The similarity was no mystery. The leading light of Egypt’s new state security cadre was Leopold Gleim, an SS Standarten-führer and former head of the Gestapo’s Jewish affairs department in Poland. Serving under him was the former SS Gruppen-führer Alois Moser, then wanted in the USSR for crimes against Jews, and Bernhardt Bender, a former SS Sturmbannführer, who ran an interrogation centre in a disused cargo ship nicknamed ‘The Floating Hell’ by Jewish victims. Bender was alleged to have been the brains behind five camps for Jews, one of which was supposedly modelled on Dachau’s Block 10 sterilisation unit. Kinross acknowledges that if there is uncertainty here and over-reliance on western, especially American and CIA, sources, this is because ‘Egyptian records still remain inaccessible’.

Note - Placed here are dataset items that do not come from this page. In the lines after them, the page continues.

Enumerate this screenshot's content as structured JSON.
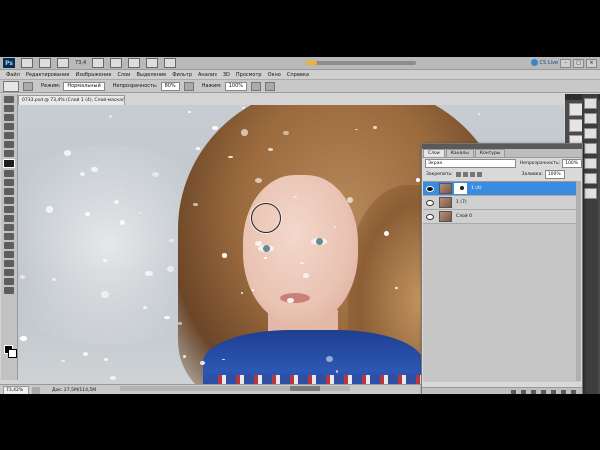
{
  "app": {
    "logo": "Ps",
    "zoom_display": "73,4",
    "cs_live": "CS Live",
    "progress_fraction": 0.1,
    "window_buttons": [
      "–",
      "□",
      "×"
    ]
  },
  "menu": [
    "Файл",
    "Редактирование",
    "Изображение",
    "Слои",
    "Выделение",
    "Фильтр",
    "Анализ",
    "3D",
    "Просмотр",
    "Окно",
    "Справка"
  ],
  "options": {
    "mode_label": "Режим:",
    "mode_value": "Нормальный",
    "opacity_label": "Непрозрачность:",
    "opacity_value": "80%",
    "pressure_label": "Нажим:",
    "pressure_value": "100%"
  },
  "document": {
    "tab_title": "0733.psd @ 73,4% (Слой 1 (4), Слой-маска/8) *"
  },
  "status": {
    "zoom": "73,42%",
    "doc_info": "Док: 27,5M/114,5M"
  },
  "layers_panel": {
    "tabs": [
      "Слои",
      "Каналы",
      "Контуры"
    ],
    "blend_mode": "Экран",
    "opacity_label": "Непрозрачность:",
    "opacity_value": "100%",
    "lock_label": "Закрепить:",
    "fill_label": "Заливка:",
    "fill_value": "100%",
    "layers": [
      {
        "name": "1 (4)",
        "selected": true,
        "has_mask": true
      },
      {
        "name": "1 (7)",
        "selected": false,
        "has_mask": false
      },
      {
        "name": "Слой 0",
        "selected": false,
        "has_mask": false
      }
    ]
  },
  "colors": {
    "selection_blue": "#3a8ce0",
    "progress": "#f1b12a"
  }
}
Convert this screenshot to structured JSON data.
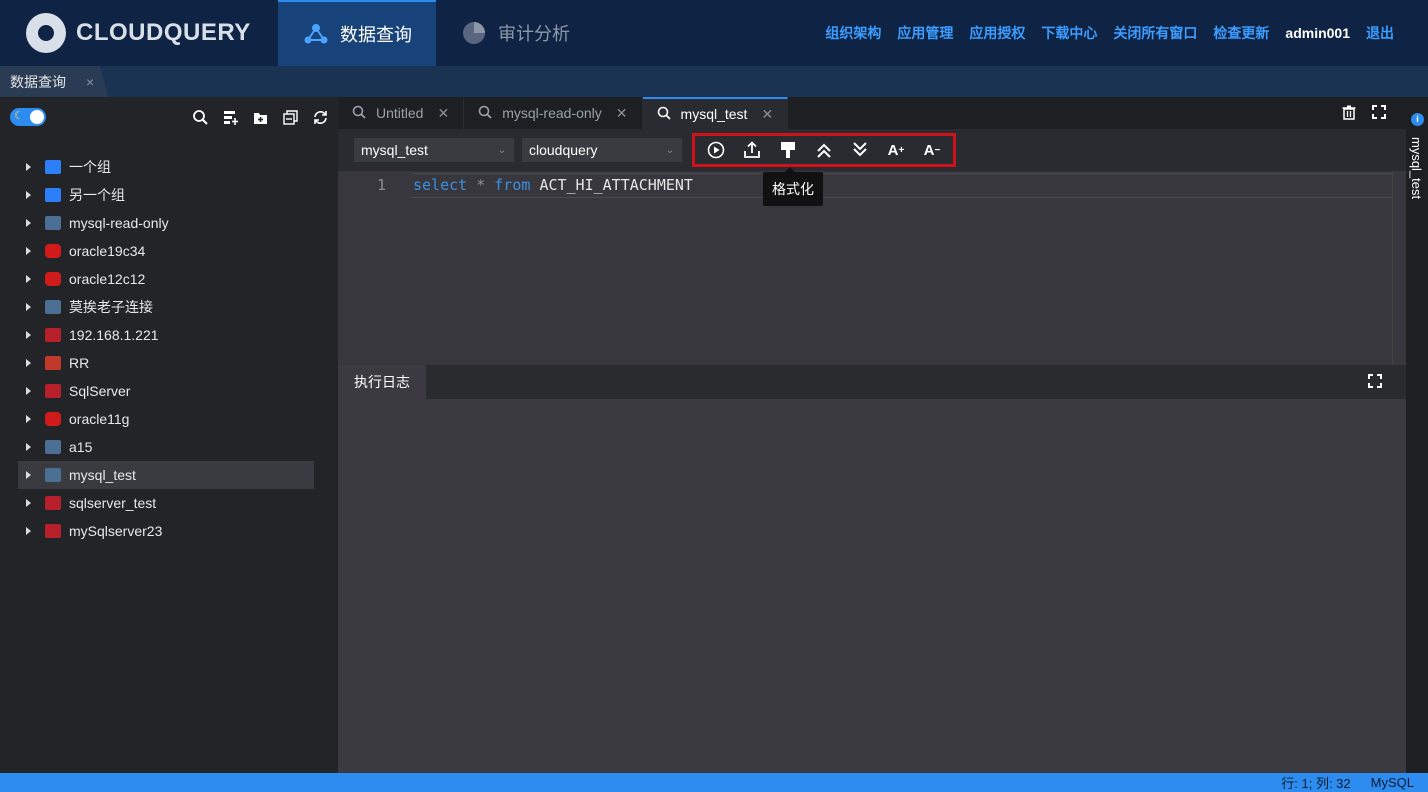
{
  "app": {
    "logo_text": "CLOUDQUERY"
  },
  "nav": {
    "tabs": [
      {
        "label": "数据查询",
        "icon": "network-icon",
        "active": true
      },
      {
        "label": "审计分析",
        "icon": "pie-chart-icon",
        "active": false
      }
    ],
    "links": [
      "组织架构",
      "应用管理",
      "应用授权",
      "下载中心",
      "关闭所有窗口",
      "检查更新"
    ],
    "user": "admin001",
    "logout": "退出"
  },
  "page_tab": {
    "label": "数据查询",
    "close": "×"
  },
  "sidebar": {
    "tree": [
      {
        "label": "一个组",
        "icon": "folder-icon"
      },
      {
        "label": "另一个组",
        "icon": "folder-icon"
      },
      {
        "label": "mysql-read-only",
        "icon": "mysql-icon"
      },
      {
        "label": "oracle19c34",
        "icon": "oracle-icon"
      },
      {
        "label": "oracle12c12",
        "icon": "oracle-icon"
      },
      {
        "label": "莫挨老子连接",
        "icon": "mysql-icon"
      },
      {
        "label": "192.168.1.221",
        "icon": "sqlserver-icon"
      },
      {
        "label": "RR",
        "icon": "redis-icon"
      },
      {
        "label": "SqlServer",
        "icon": "sqlserver-icon"
      },
      {
        "label": "oracle11g",
        "icon": "oracle-icon"
      },
      {
        "label": "a15",
        "icon": "mysql-icon"
      },
      {
        "label": "mysql_test",
        "icon": "mysql-icon",
        "selected": true
      },
      {
        "label": "sqlserver_test",
        "icon": "sqlserver-icon"
      },
      {
        "label": "mySqlserver23",
        "icon": "sqlserver-icon"
      }
    ]
  },
  "editor": {
    "tabs": [
      {
        "label": "Untitled",
        "active": false
      },
      {
        "label": "mysql-read-only",
        "active": false
      },
      {
        "label": "mysql_test",
        "active": true
      }
    ],
    "connection_select": "mysql_test",
    "database_select": "cloudquery",
    "line_number": "1",
    "code": {
      "kw1": "select",
      "op": "*",
      "kw2": "from",
      "table": "ACT_HI_ATTACHMENT"
    },
    "tooltip": "格式化"
  },
  "log": {
    "tab_label": "执行日志"
  },
  "right_panel": {
    "label": "mysql_test"
  },
  "status": {
    "position": "行: 1; 列: 32",
    "dialect": "MySQL"
  }
}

Although the competition for most disgusting Nazi exile in Cairo was stiff, the Waffen-SS Untersturmführer Aribert Heim, known as ‘Dr Death’, arguably made it to the podium. As a doctor at Mauthausen concentration camp in Austria, one of his party tricks, according to the testimony of a survivor, was to kill a prisoner selected for his impeccable teeth by injecting him with poison, cut off his head, cook it in the crematorium until the flesh had been burnt off and then give the skull to a friend as a desk ornament. To evade an international arrest warrant issued in 1962, he fled to Cairo, where he successfully dodged justice until his death in 1992, having lived quietly as the Muslim convert Tarek Hussein Farid.
Kinross lobs his brickbats even handedly and few protagonists come out smelling of roses. He argues convincingly that the patronising and often racist British approach to Egyptians – ‘the Wogs’, as many in the British Army referred to them – added fuel to Nasser’s nationalist fire. Israel also gets it in the neck for its ‘expansionism, military occupation and oppression of the Palestinian population’.
Judged exclusively by the degrading military defeats Egypt suffered throughout this period, Nasser’s ambitious and expensive German project was an abject failure. To a great extent, however, since it helped its rabble-rousing mastermind to remain president from 1954 to 1970, by that measure alone it was a success. Whipping up nationalism never hurt a dictator. Another baleful consequence was the Middle Eastern arms race, a key contributor to successive conflicts.
Musing on what the Nazis on the Nile may ultimately have achieved, and recognising that the imported state security architecture of Egypt today is built on repression by an all-powerful military, torture-happy police and intelligence, supported by a complicit judiciary, Kinross wonders whether their ‘abiding legacy lies in the currency of fear and despair in which they so assiduously traded’. It is a suitably gloomy end to a chilling, punch-packing tale told with great aplomb.